Q-Learning vs モンテカルロ
学習①
Q-Learningとランダムで100万回対戦させて学習させる。学習処理に30分以上かかるので、結果をファイルにdumpしておく。
versus.py
def ql_vs_alpha_random(): p1 = PlayerQL(PLAYER_X, 'Q1') p2 = PlayerAlphaRandom(PLAYER_O) game = GameOrganizer(p1, p2, 1000000, False, False, 10000) game.progress() with open('dump/ql_vs_alpha_random_%s.pkl' % sdate(), mode='wb') as f: pickle.dump(p1, f)
main.py
ql_vs_alpha_random()
ログ保存するの忘れちゃったよ。。大体ですね30万回くらい対戦させると、Q-Learningの方が勝利数が上回るみたい。これでランダム野郎より強いのは分かる。
対戦①
10回戦した結果をみてみます。
versus.py
def mc_vs_dumped(): p1 = PlayerMC(PLAYER_X, 'M1') with open('dump/ql_vs_alpha_random_2017_05_19_17_42_46.pkl', mode='rb') as f: p2 = pickle.load(f) p2.e = 0 game = GameOrganizer(p1, p2, 10, False) game.progress()
main.py
mc_vs_dumped()
ログ
Winner : M1 Winner : M1 Winner : M1 Winner : M1 Winner : Q1 Winner : M1 Winner : M1 Winner : M1 Winner : M1 Winner : M1 M1:9,Q1:1,DRAW:0
9対1でモンテカルロさんの圧勝ですね。。100万回も戦ったのに。。
学習②
悔しいので今度は、Q-Learning vs Q-Learningで100万回対戦させてみます。
versus.py
def ql_vs_ql(): p1 = PlayerQL(PLAYER_X, 'Q1') p2 = PlayerQL(PLAYER_O, 'Q2') game = GameOrganizer(p1, p2, 1000000, False, False, 10000) game.progress() with open('dump/ql_vs_ql_%s.pkl' % sdate(), mode='wb') as f: pickle.dump(p1, f)
main.py
ql_vs_ql()
すさまじく時間がかかります。
ログを一部抜粋。当然同じアルゴリズムなのでほぼ互角の戦いをしていますね。dumpしたファイルを見ると1.21GBとな。。。

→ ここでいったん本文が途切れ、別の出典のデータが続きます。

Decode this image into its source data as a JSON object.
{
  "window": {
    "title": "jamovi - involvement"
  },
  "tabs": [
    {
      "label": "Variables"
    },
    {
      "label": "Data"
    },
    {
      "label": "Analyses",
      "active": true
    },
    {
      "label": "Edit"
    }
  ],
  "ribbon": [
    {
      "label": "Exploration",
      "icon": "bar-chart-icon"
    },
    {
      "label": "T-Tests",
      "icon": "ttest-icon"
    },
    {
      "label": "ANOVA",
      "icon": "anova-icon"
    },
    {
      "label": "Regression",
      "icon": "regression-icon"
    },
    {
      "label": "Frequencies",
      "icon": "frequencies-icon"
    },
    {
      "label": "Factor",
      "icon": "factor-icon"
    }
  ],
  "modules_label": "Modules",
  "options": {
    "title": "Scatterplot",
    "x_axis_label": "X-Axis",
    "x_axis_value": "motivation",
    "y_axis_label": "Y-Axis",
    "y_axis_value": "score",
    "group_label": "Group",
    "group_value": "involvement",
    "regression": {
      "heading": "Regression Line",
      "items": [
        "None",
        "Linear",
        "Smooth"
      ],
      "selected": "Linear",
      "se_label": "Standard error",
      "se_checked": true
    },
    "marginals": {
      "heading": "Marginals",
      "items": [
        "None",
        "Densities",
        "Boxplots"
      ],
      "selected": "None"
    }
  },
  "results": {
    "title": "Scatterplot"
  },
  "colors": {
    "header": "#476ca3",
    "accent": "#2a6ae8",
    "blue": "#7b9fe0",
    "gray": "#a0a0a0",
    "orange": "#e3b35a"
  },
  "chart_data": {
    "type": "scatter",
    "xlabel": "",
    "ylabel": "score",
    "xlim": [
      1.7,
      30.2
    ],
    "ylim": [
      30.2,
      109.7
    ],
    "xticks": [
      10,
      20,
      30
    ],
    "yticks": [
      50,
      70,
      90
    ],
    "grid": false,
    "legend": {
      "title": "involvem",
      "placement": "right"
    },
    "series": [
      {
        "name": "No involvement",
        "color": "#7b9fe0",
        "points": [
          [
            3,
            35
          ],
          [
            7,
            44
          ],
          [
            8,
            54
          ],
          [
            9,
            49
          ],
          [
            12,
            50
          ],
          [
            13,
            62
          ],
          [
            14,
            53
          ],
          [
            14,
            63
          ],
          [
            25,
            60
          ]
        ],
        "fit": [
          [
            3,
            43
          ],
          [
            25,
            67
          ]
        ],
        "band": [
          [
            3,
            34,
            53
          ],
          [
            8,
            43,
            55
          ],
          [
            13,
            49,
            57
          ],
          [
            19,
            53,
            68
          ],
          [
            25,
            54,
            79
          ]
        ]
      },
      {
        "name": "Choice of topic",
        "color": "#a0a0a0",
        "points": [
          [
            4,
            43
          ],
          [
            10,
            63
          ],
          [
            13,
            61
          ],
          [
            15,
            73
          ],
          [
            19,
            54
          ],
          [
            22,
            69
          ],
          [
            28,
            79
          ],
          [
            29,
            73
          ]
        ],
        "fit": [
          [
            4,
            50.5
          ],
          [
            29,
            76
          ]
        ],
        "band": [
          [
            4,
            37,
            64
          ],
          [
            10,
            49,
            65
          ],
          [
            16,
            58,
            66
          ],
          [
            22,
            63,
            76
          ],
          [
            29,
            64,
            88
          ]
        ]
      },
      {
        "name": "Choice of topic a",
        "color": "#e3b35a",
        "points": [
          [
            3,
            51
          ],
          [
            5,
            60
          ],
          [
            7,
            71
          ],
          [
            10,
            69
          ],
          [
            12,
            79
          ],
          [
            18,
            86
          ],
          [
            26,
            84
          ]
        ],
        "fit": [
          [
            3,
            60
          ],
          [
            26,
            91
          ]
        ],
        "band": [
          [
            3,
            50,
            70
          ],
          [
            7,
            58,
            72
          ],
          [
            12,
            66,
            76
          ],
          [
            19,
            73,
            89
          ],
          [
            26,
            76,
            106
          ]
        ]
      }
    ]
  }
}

... Q1:285772,Q2:285673,DRAW:68555 Q1:290402,Q2:289947,DRAW:69651 Q1:294845,Q2:294393,DRAW:70762 Q1:299172,Q2:298911,DRAW:71917 Q1:303581,Q2:303374,DRAW:73045 Q1:308033,Q2:307850,DRAW:74117 Q1:312373,Q2:312432,DRAW:75195 Q1:316757,Q2:316871,DRAW:76372 Q1:321205,Q2:321323,DRAW:77472 Q1:325535,Q2:325913,DRAW:78552 Q1:329798,Q2:330599,DRAW:79603 Q1:334360,Q2:334965,DRAW:80675 Q1:338741,Q2:339487,DRAW:81772 Q1:343038,Q2:344011,DRAW:82951 Q1:347604,Q2:348288,DRAW:84108 ...
対戦②
さあ、先程と同様に竜王モンテカルロにぶつけてみます!dumpしたファイルがでかすぎるのでロードにも時間がかかる。
versus.py
def mc_vs_dumped(): p1 = PlayerMC(PLAYER_O, 'M1') # with open('dump/ql_vs_alpha_random_2017_05_19_17_42_46.pkl', mode='rb') as f: with open('dump/ql_vs_ql_2017_05_19_18_35_32.pkl', mode='rb') as f: p2 = pickle.load(f) p2.e = 0 game = GameOrganizer(p1, p2, 10, False) game.progress()
main.py
mc_vs_dumped()
どうなるかどうなるか?
ログ
Winner : M1 Winner : M1 Winner : M1 Winner : M1 Winner : M1 Winner : M1 Winner : M1 Winner : M1 Winner : M1 Winner : M1 M1:10,Q1:0,DRAW:0
結果は竜王モンテカルロの圧勝。Q-Learning頑張ったのに。。。
3x3の三目並べならQ-Learningは竜王モンテカルロに勝てるのは確認したんですが、このルールでは厳しかったかなー。いずれロジックを見直したいところ。